ガガが真っ先に海岸のジジを見つけ、それに駆け寄って仲間の無事を確認した。
ユーナは半分岩と土に埋もれた戦闘端末の残骸の下にセラを見つけた。
こちらも第二端末に覆われていたお陰で重要な故障は無い。
そして、もう一人は・・・
彼女は50メートル離れた土砂の山に、黒い布の生地が僅かに覗いているのを見つけた。
セラをその場に寝かせて走り寄り、急いで土を掘り返すと、程なく人一人の全身が出てきた。
トリッガーだ。
あちこちが酷い傷だが、脈はあった。かなり弱々しい。
ガガは、通常形態に戻したジジと置き去りにされていたセラを両肩に担ぎ、こちらに走ってきた。
「トリッガー様も無事でしたか!
 良かった・・・幾つかのシステム以外の犠牲者が出なくて───」
「ロックマン・トリッガーは・・・死んだわ。」
ユーナはガガの喜びの言葉を遮った。
そして、これには彼も面食らった。慌てて説得しようと試みる。
「何故ですか?まだリセット処置をすれば間に合いますよ!」
「完治するでしょうね、確かに。
 でもそうなると全ての記憶が消える。生まれ変わるも同然に。」
「外部記憶装置のメモリーをそのまま移すこともできますが。」
ガガはしつこく食い下がった。
「新しく生まれたも同然の人間に記憶だけを与えても」
ユーナはトリッガーの傍らにしゃがみ込んだ。
「ロックマン・トリッガーは戻ってこない。
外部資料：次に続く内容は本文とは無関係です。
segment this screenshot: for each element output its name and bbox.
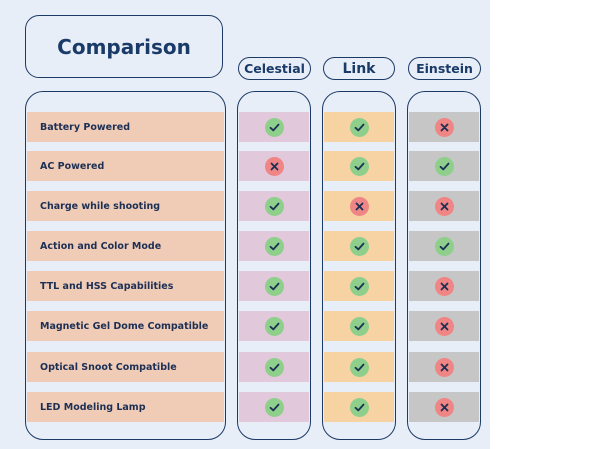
feature-label: AC Powered: [27, 151, 224, 181]
check-icon: [264, 316, 284, 336]
link-cell: [324, 352, 394, 382]
einstein-cell: [409, 112, 479, 142]
check-icon: [264, 276, 284, 296]
cross-icon: [349, 196, 369, 216]
feature-label: Charge while shooting: [27, 191, 224, 221]
features-frame: [25, 91, 226, 440]
einstein-cell: [409, 392, 479, 422]
page-title: Comparison: [25, 15, 223, 78]
einstein-cell: [409, 352, 479, 382]
cross-icon: [434, 316, 454, 336]
celestial-cell: [239, 392, 309, 422]
link-cell: [324, 151, 394, 181]
column-header-link: Link: [323, 57, 395, 80]
check-icon: [349, 156, 369, 176]
feature-label: Battery Powered: [27, 112, 224, 142]
celestial-frame: [237, 91, 311, 440]
link-cell: [324, 231, 394, 261]
feature-label: TTL and HSS Capabilities: [27, 271, 224, 301]
cross-icon: [434, 397, 454, 417]
feature-label: LED Modeling Lamp: [27, 392, 224, 422]
check-icon: [264, 117, 284, 137]
cross-icon: [434, 117, 454, 137]
celestial-cell: [239, 112, 309, 142]
link-cell: [324, 191, 394, 221]
einstein-cell: [409, 191, 479, 221]
celestial-cell: [239, 271, 309, 301]
check-icon: [349, 236, 369, 256]
celestial-cell: [239, 191, 309, 221]
celestial-cell: [239, 151, 309, 181]
check-icon: [434, 156, 454, 176]
celestial-cell: [239, 231, 309, 261]
check-icon: [434, 236, 454, 256]
link-frame: [322, 91, 396, 440]
check-icon: [264, 357, 284, 377]
link-cell: [324, 392, 394, 422]
celestial-cell: [239, 311, 309, 341]
check-icon: [264, 397, 284, 417]
feature-label: Action and Color Mode: [27, 231, 224, 261]
link-cell: [324, 112, 394, 142]
einstein-cell: [409, 231, 479, 261]
einstein-cell: [409, 311, 479, 341]
comparison-panel: Comparison Celestial Link Einstein Batte…: [0, 0, 490, 449]
check-icon: [349, 316, 369, 336]
feature-label: Optical Snoot Compatible: [27, 352, 224, 382]
cross-icon: [264, 156, 284, 176]
einstein-cell: [409, 271, 479, 301]
feature-label: Magnetic Gel Dome Compatible: [27, 311, 224, 341]
celestial-cell: [239, 352, 309, 382]
link-cell: [324, 271, 394, 301]
check-icon: [264, 196, 284, 216]
cross-icon: [434, 357, 454, 377]
cross-icon: [434, 276, 454, 296]
link-cell: [324, 311, 394, 341]
check-icon: [349, 276, 369, 296]
einstein-frame: [407, 91, 481, 440]
check-icon: [349, 357, 369, 377]
check-icon: [349, 117, 369, 137]
column-header-celestial: Celestial: [238, 57, 311, 80]
einstein-cell: [409, 151, 479, 181]
cross-icon: [434, 196, 454, 216]
column-header-einstein: Einstein: [408, 57, 481, 80]
check-icon: [264, 236, 284, 256]
check-icon: [349, 397, 369, 417]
」
「しかし───」
「何も言わないで!」
ユーナは叫んだ。
「今は─────」
彼女はそれっきり黙ってしまった。
ガガも説得を諦めて、溜息を吐きながら天を仰いだ。
西の空と海は緋色に染まっていた。
太陽は段々沈み・・・そして何時しか辺りは闇に変わった。

Epilogue...


その後。


中立的な立場に立たされたユーナはガガに反対されながらも、リセットし形成を施したトリッガーを
外部記憶装置と共に、セラはジジと共に、それぞれ別の場所に封印した。
マザー・セラの居ないまま、ユーナの干渉をも受けなかったヘヴンは、システムの多くが崩壊したまま放置され
立場を見失ったヘヴン職員の殆どは命を絶ち、かつての重要塞の面影は完全に消えた。
残ったのはヘヴンを構成する最小限のものだけで、ライブラリー、一部のリーバード製造機関、
被害を受けなかったエデンと、全く関与しなかった地上の施設、ごく僅かに残った職員のみである。
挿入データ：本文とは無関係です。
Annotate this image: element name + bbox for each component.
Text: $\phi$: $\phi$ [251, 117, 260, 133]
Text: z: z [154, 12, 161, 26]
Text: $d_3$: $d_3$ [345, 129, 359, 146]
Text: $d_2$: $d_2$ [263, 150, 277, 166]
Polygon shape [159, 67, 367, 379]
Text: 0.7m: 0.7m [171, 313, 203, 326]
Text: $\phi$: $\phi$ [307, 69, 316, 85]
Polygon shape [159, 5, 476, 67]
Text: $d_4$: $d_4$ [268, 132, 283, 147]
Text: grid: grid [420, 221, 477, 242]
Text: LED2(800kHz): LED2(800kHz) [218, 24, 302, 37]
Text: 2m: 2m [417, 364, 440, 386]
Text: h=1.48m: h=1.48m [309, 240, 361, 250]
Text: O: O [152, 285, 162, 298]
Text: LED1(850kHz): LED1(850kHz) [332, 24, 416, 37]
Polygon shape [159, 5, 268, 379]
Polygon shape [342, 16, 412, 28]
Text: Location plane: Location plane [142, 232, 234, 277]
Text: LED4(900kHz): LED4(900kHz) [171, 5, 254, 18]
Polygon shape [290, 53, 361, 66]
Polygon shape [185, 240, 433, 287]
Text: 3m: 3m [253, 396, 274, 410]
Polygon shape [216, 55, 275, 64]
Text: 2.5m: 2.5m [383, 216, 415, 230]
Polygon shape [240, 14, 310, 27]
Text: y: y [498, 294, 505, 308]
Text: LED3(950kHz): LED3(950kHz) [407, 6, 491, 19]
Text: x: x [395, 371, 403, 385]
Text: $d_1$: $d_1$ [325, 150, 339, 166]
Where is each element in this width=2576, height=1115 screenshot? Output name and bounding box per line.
そして、地上施設の職員にヘヴンの崩壊は知らされなかったことも、後の悲劇の生む原因となる。
ユーナ・ガガはセラの眠る『禁断の地』を目指す人々を保護し、そして機が熟すまで凍結睡眠させる手段をとった。
また、敢えてトリッガーを見張ることはしなかった。
さらにユーナはマザーの権限を使い、トリッガーのイレギュラーをデータ上から抹消させた。
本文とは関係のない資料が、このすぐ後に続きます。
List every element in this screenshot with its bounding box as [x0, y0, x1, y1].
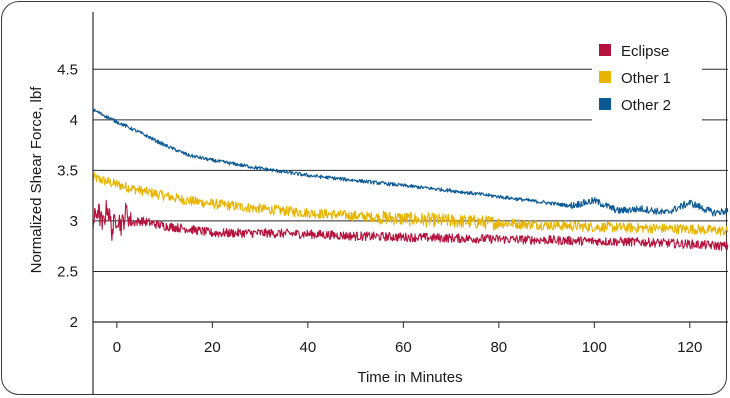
y-tick-label: 3.5 [57, 162, 78, 179]
x-tick-label: 120 [677, 339, 702, 356]
x-tick-label: 20 [204, 339, 221, 356]
axes [92, 12, 728, 395]
series-line-eclipse [92, 199, 729, 251]
x-axis-label: Time in Minutes [357, 369, 462, 386]
y-tick-label: 3 [70, 213, 78, 230]
legend: Eclipse Other 1 Other 2 [592, 33, 702, 128]
y-tick-label: 2.5 [57, 263, 78, 280]
legend-label: Other 2 [621, 97, 671, 114]
legend-swatch [599, 98, 611, 110]
y-tick-labels: 2 2.5 3 3.5 4 4.5 [57, 61, 78, 331]
x-tick-label: 40 [300, 339, 317, 356]
y-tick-label: 4 [70, 112, 78, 129]
x-tick-label: 0 [113, 339, 121, 356]
x-tick-labels: 0 20 40 60 80 100 120 [113, 322, 702, 356]
legend-label: Eclipse [621, 43, 669, 60]
y-tick-label: 2 [70, 314, 78, 331]
y-axis-label: Normalized Shear Force, lbf [28, 86, 45, 274]
legend-swatch [599, 71, 611, 83]
series-line-other-1 [92, 172, 729, 236]
series-lines [92, 108, 729, 251]
legend-swatch [599, 44, 611, 56]
x-tick-label: 80 [490, 339, 507, 356]
legend-label: Other 1 [621, 70, 671, 87]
series-line-other-2 [92, 108, 729, 217]
x-tick-label: 100 [582, 339, 607, 356]
x-tick-label: 60 [395, 339, 412, 356]
y-tick-label: 4.5 [57, 61, 78, 78]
ロックマン・トリッガーは普通のデコイとなり、腕利きディグアウターの道を歩む。
しかしその動きには、やはり前世のような敏捷さは無い。
唯一の「ロックマン・トリッガー」の名残は、左腕に埋め込まれた認識チップのみ。
勿論封印されたままのセラは、この事実も、マスターが本当に死んだことも、ヘヴンの没落も知らない。
それを思い知り、認めるのは、後に四つの鍵を回収してヘヴンに戻ってきたときとなる。
記録には残らない、没落の日・・・
全ての真実を知る者は誰一人居ない。


────そしてその後の出来事は、歴史の示す通りである。